FableGuide · Field Notes · The Big Run

Usage & Cost Ledger

The measured numbers behind the post-mortem — where the tokens actually went, what each model cost, and the local diagnostics that name the four habits driving the burn.

Read the dollar figures as API-equivalent value, not money spent

Everything below ran on the flat-rate subscription. The $177.04 is what this work would have cost at pay-per-token API rates — the local cost panel's way of measuring intensity. No credits were bought; per network rule #1, none ever are. It's a yardstick for how heavy the run was, not a bill.

01 Session at a glance

$177.04
total API-equivalent value
4h 52m
API time (9h 56m wall-clock)
15,834
lines added · 6,153 removed
~1.6M
output tokens across all models

Wall-clock (9h 56m) is roughly double API time (4h 52m) — the signature of long, mostly-idle background sessions waiting on subagents rather than continuous compute.

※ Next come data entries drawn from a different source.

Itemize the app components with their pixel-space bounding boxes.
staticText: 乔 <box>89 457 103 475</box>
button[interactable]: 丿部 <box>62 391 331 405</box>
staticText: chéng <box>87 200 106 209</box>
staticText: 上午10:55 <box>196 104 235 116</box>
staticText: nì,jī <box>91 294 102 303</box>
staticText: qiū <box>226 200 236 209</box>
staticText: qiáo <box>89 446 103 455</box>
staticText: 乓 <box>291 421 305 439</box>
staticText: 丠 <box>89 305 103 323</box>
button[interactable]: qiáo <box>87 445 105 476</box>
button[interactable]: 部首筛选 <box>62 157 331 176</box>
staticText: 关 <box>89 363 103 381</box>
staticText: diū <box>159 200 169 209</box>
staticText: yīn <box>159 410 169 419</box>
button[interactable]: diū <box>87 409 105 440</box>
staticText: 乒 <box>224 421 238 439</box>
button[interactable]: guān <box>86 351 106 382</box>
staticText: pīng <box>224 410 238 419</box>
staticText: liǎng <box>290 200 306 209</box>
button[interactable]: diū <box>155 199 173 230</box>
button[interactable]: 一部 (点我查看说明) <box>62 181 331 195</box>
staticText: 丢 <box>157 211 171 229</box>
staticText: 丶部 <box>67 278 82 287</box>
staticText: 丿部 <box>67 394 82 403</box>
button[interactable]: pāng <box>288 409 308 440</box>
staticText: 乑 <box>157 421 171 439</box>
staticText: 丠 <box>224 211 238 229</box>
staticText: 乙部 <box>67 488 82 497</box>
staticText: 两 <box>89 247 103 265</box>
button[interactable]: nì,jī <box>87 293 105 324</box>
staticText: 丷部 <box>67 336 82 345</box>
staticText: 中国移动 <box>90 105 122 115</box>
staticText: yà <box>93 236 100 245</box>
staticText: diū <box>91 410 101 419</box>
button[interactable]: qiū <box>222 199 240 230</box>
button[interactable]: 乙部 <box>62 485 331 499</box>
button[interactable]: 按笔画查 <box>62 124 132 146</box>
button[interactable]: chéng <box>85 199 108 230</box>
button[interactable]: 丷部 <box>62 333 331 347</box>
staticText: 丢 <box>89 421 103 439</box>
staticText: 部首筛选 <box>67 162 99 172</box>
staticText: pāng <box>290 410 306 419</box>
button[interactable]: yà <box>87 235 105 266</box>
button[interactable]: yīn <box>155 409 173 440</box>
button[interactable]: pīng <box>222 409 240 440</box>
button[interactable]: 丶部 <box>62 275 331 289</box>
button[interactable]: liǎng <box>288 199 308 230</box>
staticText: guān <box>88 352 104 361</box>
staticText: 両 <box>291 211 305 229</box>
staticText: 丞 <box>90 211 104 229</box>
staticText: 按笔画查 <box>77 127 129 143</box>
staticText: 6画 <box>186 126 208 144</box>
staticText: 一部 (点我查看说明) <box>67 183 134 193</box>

02 Where the cost went — by model

One number explains most of the run: Fable 5 was 84% of the spend. It did the bespoke design work it's built for — but it did it 78 times' worth, at roughly twice Opus's per-token rate.

ModelInputOutputCache readCache writeValueShare
Fable 5 100.7k1.2M42.8M3.5M $148.15
Opus 4.8 17.3k367.4k22.5M963.3k $27.30
Haiku 4.5 1.5k21.8k1.4M1.1M $1.59
Total 119.5k~1.6M66.7M5.6M $177.04

Caching worked — that's not where the money went

Fable read 42.8M tokens from cache against only 100.7k of fresh input — a cache hit rate well over 99%. The prompt cache did its job. The cost came from output volume (1.2M generated tokens of bespoke HTML/CSS) and the sheer number of large-context requests at Fable's premium rate. The lesson isn't "cache better" — it's "generate less premium output by templating the design once instead of 78 times."

03 Limit consumption

Current session9% used
resets 5:59am (America/Chicago) — after the downshift to Opus, the fresh session sat nearly empty
Current week — all models42% used
resets Jun 11, 4:59am — ~10 sites' worth of work consumed nearly half the weekly cap
Current week — Sonnet only0% used
untouched — the entire mechanical tier the run should have used went unspent

That last gauge is the quiet indictment: 0% Sonnet usage. The cheap, abundant capacity that should have done the videos pages, sources pages, AF files and page-rewrites was never touched — all of it went to Fable instead. The weekly cap hit 42% on a fraction of the job precisely because the work was loaded onto the most expensive model and none onto the cheapest.

04 What the tooling itself flagged

The cost panel's own "what's contributing to your limits usage" diagnostics (last 24h) read like a checklist of this run's mistakes — independent confirmation of the post-mortem's root causes:

78%of usage was at >150k context

Longer sessions cost more even when cached. Each per-site agent carried a huge context. → /compact mid-task, /clear between sites.

72%came from sessions active 8+ hours

The overnight background run. Continuous usage adds up fast — fine if intentional, costly if unbounded.

55%while 4+ sessions ran in parallel

All sessions share one limit. The four concurrent design waves drained the cap together — exactly what blew the session limit mid-run.

32%came from subagent-heavy sessions

Each subagent runs its own requests. 78 site-agents is a lot of independent request streams. → spawn deliberately; give simple subagents a cheaper model.

21%came from general-purpose subagents

The default subagent type ran frequently at full model cost. → configure cheaper models / tighter prompts for routine subagents.

05 Skills & subagents

Source% of usage
Subagent: general-purpose21%
Skill: /claude-api4%
Skill: /frontend-design3%
Plugin: frontend-design3%
Skill: /schedule2%
Skill: /youtube-publish1%

Approximate, based on local sessions on ccmidwbee only — does not include other devices or claude.ai. These are independent characteristics of usage, not a clean breakdown that sums to 100%.

06 The one-line reading

$177 of API-equivalent value, 84% of it on Fable, 0% on Sonnet, 78% in >150k-context sessions, 55% with four sessions racing the same cap — for one-eighth of the job. The numbers say the same thing the post-mortem does: right model for craft, wrong model for bulk, no budget gate, too much parallelism. Fix the model mix and the cap stops being the bottleneck.

Spend didn't follow revenue potential

The deeper miss the dollar figures expose: every site drew the same premium Fable treatment regardless of what it can earn. A 22-rev ham-radio hobby site (austinrepeater.com) cost roughly the same ~$15 of Fable as a 91-rev real-estate site (austinhomesearches.com) — but only one of them earns that spend back. The fix is to let the rev score route the model: bespoke Fable for high-rev sites, cheap Sonnet/Haiku template stamps for low-rev ones. The full revenue-sequenced scorecard lives in the post-mortem & playbook.